Campo cierra su reflexión poniendo la mirada en lo que ya ocurre en otros lugares, como Escocia, donde la mayoría de los que en su día fueron templos son hoy espacios muy alejados de tal fin. En España, ya se ha dado algún caso. El pasado diciembre trascendía que el convento de las Vistillas de Granada, sin actividad desde la salida de las clarisas en 2018, se iba a convertir en un templo budista. La Federación de Budismo Kadampa compró el espacio al grupo inversor que había adquirido el edificio, con cinco siglos de historia, y está prevista su apertura en 2026.

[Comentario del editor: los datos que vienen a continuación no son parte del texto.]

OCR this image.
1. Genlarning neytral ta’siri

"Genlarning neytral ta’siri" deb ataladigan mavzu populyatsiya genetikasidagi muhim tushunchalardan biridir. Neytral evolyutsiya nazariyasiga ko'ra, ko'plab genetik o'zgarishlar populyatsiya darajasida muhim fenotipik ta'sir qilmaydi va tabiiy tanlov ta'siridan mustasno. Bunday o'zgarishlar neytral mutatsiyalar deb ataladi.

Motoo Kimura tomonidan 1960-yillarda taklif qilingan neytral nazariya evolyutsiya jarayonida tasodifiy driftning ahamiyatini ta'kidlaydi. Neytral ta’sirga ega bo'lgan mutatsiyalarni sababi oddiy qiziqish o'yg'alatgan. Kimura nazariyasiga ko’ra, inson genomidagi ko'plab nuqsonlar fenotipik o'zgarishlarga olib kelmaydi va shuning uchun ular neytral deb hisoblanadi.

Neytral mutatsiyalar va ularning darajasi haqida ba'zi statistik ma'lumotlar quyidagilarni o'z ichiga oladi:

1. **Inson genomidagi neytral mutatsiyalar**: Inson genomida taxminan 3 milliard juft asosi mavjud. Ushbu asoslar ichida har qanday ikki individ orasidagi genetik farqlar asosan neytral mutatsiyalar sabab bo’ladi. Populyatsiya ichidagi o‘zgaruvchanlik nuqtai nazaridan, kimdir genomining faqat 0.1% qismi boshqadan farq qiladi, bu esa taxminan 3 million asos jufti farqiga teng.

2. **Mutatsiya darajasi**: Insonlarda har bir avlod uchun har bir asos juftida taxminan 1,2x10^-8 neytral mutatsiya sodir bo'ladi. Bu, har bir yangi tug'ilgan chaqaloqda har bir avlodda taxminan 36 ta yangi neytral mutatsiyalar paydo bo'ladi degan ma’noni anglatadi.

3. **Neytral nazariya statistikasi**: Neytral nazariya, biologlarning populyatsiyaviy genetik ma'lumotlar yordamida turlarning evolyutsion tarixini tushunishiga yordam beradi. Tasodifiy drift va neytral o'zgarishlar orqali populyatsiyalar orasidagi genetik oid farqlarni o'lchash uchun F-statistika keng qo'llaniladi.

A este respecto, el jesuita recuerda que “el canon 1171 establece que lo destinado al culto debe ser tratado con reverencia y no para un uso profano o impropio. El canon 1269, en la misma línea, reitera este principio aun cuando esos espacios sagrados hubiesen perdido la dedicación o la bendición”. Por ello, cuando se aborde la eventual decisión de enajenar un templo, un monasterio o un convento, “se debería preservar la significación histórica, artística y religiosa del bien”. “Y es que se han dado casos de bares, discotecas y restaurantes situados en lo que fueron iglesias y casas religiosas, normalmente decorados con clara referencia a su anterior uso y con nombres alusivos a los mismos, lo que produce un fuerte rechazo, y aun escándalo, en los fieles”.